Toutefois, des lacunes importantes subsistent en ce qui concerne la protection des civils, l’obligation de rendre compte des violations des droits de l’homme et la fourniture de l’aide humanitaire. Il est essentiel de renforcer les systèmes d’alerte précoce, d’investir dans des infrastructures de santé résistantes au climat et de donner la priorité aux besoins des populations déplacées et vulnérables pour rompre le cycle de contagion sécuritaire et instaurer une sécurité humaine à long terme dans la région.
Conclusion
La sécurité humaine en Afrique de l’Ouest est mise à rude épreuve par les menaces interconnectées des crises sanitaires, des déplacements, des chocs environnementaux et de la marginalisation des groupes vulnérables. Le phénomène de contagion de la sécurité souligne la nécessité d’adopter des approches holistiques et intégrées qui s’attaquent aux causes profondes de l’insécurité tout en renforçant la résilience. Les solutions doivent donner la priorité à la protection des individus en investissant dans les systèmes de santé, les services sensibles au genre, l’adaptation au climat et la coordination régionale. Les événements récents survenus dans la région soulignent l’urgence d’une action concertée des gouvernements, de la société civile et des partenaires internationaux pour préserver la sécurité humaine et faire progresser les ODD.
Références
Amani Africa. (2024). L’Afrique dans une nouvelle ère d’insécurité et d’instabilité : L’examen 2024 du Conseil de paix et de sécurité.
CEDEAO. (2024). La CEDEAO révise l’indice de sécurité humaine pour relever les défis de la sécurité et du développement en Afrique de l’Ouest.
Frontières de la santé publique. (2025). Surveillance communautaire de la mortalité chez les personnes déplacées à l’intérieur du pays à Banadir, en Somalie.
Human Rights Watch. (2025).
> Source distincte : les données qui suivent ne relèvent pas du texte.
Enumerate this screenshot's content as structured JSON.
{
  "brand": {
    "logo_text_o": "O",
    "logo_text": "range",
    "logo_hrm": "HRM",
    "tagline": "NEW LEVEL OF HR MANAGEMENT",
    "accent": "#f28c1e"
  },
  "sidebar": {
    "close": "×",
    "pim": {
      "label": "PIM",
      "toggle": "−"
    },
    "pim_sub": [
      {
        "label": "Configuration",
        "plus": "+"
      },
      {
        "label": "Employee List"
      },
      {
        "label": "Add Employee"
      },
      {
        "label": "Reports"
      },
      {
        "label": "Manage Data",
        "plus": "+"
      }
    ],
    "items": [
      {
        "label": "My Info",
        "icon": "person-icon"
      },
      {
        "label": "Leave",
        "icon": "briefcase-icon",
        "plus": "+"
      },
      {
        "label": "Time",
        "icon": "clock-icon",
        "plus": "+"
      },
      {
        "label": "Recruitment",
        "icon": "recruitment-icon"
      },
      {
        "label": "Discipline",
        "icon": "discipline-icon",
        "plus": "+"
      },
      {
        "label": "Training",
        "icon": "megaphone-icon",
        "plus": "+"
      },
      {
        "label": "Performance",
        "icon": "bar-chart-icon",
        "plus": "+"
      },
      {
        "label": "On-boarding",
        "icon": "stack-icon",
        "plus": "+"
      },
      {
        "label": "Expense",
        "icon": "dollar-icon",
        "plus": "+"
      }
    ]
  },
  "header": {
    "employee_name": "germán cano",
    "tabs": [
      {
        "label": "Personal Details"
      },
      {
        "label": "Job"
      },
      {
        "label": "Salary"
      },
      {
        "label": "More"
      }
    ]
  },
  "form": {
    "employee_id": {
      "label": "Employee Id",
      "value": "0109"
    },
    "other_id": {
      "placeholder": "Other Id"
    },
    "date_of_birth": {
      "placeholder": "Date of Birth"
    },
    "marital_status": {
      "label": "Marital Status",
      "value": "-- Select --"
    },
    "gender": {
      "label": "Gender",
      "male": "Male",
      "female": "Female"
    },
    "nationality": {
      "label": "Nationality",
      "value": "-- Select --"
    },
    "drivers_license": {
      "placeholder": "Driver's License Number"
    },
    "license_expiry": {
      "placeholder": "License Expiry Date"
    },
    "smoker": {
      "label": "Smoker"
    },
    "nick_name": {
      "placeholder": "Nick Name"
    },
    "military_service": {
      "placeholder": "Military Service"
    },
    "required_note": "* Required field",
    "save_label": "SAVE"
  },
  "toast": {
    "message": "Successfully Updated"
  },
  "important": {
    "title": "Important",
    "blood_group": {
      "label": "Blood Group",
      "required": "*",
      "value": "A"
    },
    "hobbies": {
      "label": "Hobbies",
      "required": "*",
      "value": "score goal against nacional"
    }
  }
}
Afrique de l’Ouest : Les civils ne sont pas protégés dans les conflits.
Comité international de secours. (2023). Afrique de l’Ouest – Rapport d’urgence 2023.
ReliefWeb. (2023). Afrique de l’Ouest et du Centre : Santé – Rapports.
Haut Commissariat des Nations Unies pour les réfugiés. (2023). Afrique de l’Ouest et du Centre – Aperçu régional.
WANEP. (2023). Perspectives d’alerte précoce pour l’Afrique de l’Ouest 2023.